|Title||Experimental subseasonal-to-seasonal (S2S) forecasting of atmospheric rivers over the western United States|
|Publication Type||Journal Article|
|Year of Publication||2019|
|Authors||DeFlorio M.J, Waliser D.E, Ralph FM, Guan B., Goodman A., Gibson P.B, Asharaf S., L. Monache D, Zhang Z.H, Subramanian AC, Vitart F., Lin H., Kumar A.|
|Type of Article||Article|
|Keywords||area; coast; impacts; intensity; Meteorology & Atmospheric Sciences; MJO; precipitation; prediction; satellite; scale; strength|
A multimodel evaluation of subseasonal-to-seasonal (S2S) hindcast skill of atmospheric rivers (ARs) out to 4-week lead over the western United States is presented for three operational hindcast systems: European Centre for Medium-Range Weather Forecasts (ECMWF; Europe), National Centers for Environmental Prediction (NCEP; U.S.), and Environment and Canada Climate Change (ECCC; Canada). Ensemble mean biases and Brier Skill Scores are examined for no, moderate, and high levels of AR activity (0, 1-2, and 3-7 AR days/week, respectively). All hindcast systems are more skillful in predicting no and high AR activity relative to moderate activity.

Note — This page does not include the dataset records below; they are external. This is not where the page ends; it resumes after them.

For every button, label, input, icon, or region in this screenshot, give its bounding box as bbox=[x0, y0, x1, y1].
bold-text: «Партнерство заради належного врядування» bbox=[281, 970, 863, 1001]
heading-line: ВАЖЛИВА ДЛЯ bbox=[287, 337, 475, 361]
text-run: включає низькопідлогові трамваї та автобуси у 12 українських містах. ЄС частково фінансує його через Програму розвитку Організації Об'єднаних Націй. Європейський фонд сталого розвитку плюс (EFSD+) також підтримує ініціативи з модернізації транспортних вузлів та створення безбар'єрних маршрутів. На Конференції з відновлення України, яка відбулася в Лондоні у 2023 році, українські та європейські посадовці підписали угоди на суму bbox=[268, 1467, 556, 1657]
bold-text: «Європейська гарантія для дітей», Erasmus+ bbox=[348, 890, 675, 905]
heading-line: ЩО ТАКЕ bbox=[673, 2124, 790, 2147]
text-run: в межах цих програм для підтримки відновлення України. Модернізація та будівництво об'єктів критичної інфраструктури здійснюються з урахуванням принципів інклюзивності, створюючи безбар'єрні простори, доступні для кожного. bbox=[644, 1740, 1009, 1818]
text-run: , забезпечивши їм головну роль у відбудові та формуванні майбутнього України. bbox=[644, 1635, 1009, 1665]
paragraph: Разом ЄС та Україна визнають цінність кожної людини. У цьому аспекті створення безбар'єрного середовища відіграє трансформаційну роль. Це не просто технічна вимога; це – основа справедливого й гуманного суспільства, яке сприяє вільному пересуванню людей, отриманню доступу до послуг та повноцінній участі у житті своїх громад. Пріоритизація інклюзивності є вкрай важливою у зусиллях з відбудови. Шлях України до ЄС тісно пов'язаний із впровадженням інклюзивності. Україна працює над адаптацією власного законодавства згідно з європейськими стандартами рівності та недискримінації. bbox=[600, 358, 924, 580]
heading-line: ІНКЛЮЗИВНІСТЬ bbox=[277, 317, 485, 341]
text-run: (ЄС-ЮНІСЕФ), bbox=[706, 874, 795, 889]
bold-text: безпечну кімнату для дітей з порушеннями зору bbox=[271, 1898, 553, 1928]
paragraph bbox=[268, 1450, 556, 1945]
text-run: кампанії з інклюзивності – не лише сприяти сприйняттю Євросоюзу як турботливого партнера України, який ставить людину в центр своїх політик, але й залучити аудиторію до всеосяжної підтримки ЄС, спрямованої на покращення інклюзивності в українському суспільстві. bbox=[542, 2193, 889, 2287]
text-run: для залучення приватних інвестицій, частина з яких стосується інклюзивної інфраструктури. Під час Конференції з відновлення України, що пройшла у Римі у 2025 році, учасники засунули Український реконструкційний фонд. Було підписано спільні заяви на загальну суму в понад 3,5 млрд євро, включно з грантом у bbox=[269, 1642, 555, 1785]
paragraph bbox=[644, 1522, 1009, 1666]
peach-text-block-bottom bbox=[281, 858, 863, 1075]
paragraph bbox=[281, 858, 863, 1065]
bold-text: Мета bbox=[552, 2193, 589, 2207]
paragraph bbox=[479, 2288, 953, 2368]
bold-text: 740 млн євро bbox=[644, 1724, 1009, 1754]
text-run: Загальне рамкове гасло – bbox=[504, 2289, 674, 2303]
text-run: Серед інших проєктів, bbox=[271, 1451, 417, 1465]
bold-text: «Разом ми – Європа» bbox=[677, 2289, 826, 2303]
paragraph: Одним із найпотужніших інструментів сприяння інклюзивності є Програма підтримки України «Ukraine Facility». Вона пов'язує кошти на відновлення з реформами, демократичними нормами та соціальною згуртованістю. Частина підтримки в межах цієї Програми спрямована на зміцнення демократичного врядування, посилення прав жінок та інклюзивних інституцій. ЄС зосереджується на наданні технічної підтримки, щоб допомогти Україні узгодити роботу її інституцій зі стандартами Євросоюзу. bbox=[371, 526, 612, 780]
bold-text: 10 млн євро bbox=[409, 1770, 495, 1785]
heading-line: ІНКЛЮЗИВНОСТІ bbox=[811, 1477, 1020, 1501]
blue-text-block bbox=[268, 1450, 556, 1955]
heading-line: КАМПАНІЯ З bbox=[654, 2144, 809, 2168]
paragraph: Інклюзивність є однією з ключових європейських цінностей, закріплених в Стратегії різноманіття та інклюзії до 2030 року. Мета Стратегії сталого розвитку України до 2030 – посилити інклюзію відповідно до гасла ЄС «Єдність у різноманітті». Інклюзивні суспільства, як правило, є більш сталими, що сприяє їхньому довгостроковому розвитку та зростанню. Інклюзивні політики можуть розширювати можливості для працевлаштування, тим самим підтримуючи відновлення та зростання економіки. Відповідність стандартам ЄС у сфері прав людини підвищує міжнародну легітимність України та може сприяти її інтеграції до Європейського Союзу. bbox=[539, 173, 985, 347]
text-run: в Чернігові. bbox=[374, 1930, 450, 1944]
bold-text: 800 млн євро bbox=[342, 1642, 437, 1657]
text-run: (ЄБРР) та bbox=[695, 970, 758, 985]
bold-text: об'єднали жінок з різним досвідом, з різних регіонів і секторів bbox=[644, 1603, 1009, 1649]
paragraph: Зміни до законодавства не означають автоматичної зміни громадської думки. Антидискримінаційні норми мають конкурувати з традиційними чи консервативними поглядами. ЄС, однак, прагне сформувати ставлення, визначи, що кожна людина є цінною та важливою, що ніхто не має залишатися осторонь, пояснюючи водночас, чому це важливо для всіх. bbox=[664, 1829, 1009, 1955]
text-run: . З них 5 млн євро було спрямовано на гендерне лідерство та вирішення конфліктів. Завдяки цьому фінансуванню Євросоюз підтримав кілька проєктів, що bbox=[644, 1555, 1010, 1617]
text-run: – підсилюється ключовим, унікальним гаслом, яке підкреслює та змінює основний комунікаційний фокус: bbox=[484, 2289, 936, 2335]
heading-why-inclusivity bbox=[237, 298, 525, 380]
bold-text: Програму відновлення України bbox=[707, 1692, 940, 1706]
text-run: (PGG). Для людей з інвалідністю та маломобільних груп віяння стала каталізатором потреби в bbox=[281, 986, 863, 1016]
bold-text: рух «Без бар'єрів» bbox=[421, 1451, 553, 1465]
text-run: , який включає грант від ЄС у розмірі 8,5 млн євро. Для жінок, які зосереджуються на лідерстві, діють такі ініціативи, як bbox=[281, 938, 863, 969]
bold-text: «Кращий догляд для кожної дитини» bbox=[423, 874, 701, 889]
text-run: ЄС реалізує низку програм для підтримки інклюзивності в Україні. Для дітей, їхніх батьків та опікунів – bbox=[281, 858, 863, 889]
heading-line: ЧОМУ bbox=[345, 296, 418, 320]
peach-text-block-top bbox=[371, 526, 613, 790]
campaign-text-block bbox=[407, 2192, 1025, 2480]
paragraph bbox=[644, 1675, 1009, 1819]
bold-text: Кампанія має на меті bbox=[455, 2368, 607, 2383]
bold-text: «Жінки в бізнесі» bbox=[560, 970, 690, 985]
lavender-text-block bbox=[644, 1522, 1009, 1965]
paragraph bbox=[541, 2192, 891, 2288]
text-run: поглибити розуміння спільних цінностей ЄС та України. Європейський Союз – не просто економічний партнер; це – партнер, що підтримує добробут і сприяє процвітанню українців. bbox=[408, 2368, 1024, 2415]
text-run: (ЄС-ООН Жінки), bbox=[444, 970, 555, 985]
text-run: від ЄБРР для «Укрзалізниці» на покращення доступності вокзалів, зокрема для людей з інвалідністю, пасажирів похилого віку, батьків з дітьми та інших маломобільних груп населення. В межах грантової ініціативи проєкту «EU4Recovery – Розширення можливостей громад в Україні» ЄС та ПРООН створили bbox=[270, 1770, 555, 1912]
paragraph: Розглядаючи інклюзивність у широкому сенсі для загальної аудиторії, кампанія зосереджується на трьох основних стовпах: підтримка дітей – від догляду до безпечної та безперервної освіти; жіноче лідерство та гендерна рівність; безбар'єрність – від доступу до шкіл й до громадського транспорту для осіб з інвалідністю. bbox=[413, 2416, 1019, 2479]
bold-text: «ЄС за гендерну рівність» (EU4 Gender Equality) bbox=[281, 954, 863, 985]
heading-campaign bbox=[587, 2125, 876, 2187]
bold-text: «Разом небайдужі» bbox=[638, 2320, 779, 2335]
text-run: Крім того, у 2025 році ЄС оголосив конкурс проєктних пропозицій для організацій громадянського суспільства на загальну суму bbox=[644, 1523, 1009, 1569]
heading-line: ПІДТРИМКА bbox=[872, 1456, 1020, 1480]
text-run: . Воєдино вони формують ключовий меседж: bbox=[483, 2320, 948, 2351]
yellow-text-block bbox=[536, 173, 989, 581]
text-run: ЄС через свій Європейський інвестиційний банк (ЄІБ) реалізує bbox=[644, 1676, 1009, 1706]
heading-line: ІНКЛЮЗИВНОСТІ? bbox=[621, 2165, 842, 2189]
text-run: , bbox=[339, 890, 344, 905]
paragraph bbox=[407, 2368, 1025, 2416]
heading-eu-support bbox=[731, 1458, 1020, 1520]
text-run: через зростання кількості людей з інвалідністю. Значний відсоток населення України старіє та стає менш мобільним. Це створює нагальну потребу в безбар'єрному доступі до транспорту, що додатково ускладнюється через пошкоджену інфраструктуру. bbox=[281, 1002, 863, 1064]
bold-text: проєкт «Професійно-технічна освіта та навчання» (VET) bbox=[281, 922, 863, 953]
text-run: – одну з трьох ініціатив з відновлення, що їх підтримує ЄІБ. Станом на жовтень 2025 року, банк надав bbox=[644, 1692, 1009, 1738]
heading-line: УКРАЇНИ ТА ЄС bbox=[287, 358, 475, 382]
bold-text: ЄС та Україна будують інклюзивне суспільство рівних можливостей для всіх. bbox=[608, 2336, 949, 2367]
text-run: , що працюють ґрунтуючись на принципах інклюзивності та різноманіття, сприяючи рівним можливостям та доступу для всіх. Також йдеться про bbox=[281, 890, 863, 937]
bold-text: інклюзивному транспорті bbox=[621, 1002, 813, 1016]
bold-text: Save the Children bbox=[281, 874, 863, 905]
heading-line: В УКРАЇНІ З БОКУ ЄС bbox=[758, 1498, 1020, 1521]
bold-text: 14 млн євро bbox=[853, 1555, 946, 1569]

There are isolated regions of skill at week-3 over 150-125 degrees W, 25-35 degrees N for the no and high AR activity levels, with larger magnitude and spatial extent of the skill in ECMWF and ECCC compared to NCEP. The spatial pattern of this skill suggests that for high AR activity, a southwest-to-northeast orientation is more predictable at subseasonal lead times than other orientations, and for no AR activity, more skill exists in the subtropical North Pacific, upstream of central and southern California. AR hindcast skill along the western U.S. is most strongly increased in hindcasts initialized during MaddenJulian Oscillation (MJO) Phases 1 and 8, and hindcast skill is substantially decreased over California in hindcasts initialized during MJO Phase 4. Skill modulations in the ECMWF hindcast system conditioned on El Nino-Southern Oscillation phase are weaker than those conditioned on particular MJO phases. This work provides hindcast skill benchmarks and uncertainty quantification for experimental real-time forecasts of AR activity during winters 2019-2021 as part of the S2S Prediction Project Real-time Pilot Initiative in collaboration with the California Department of Water Resources.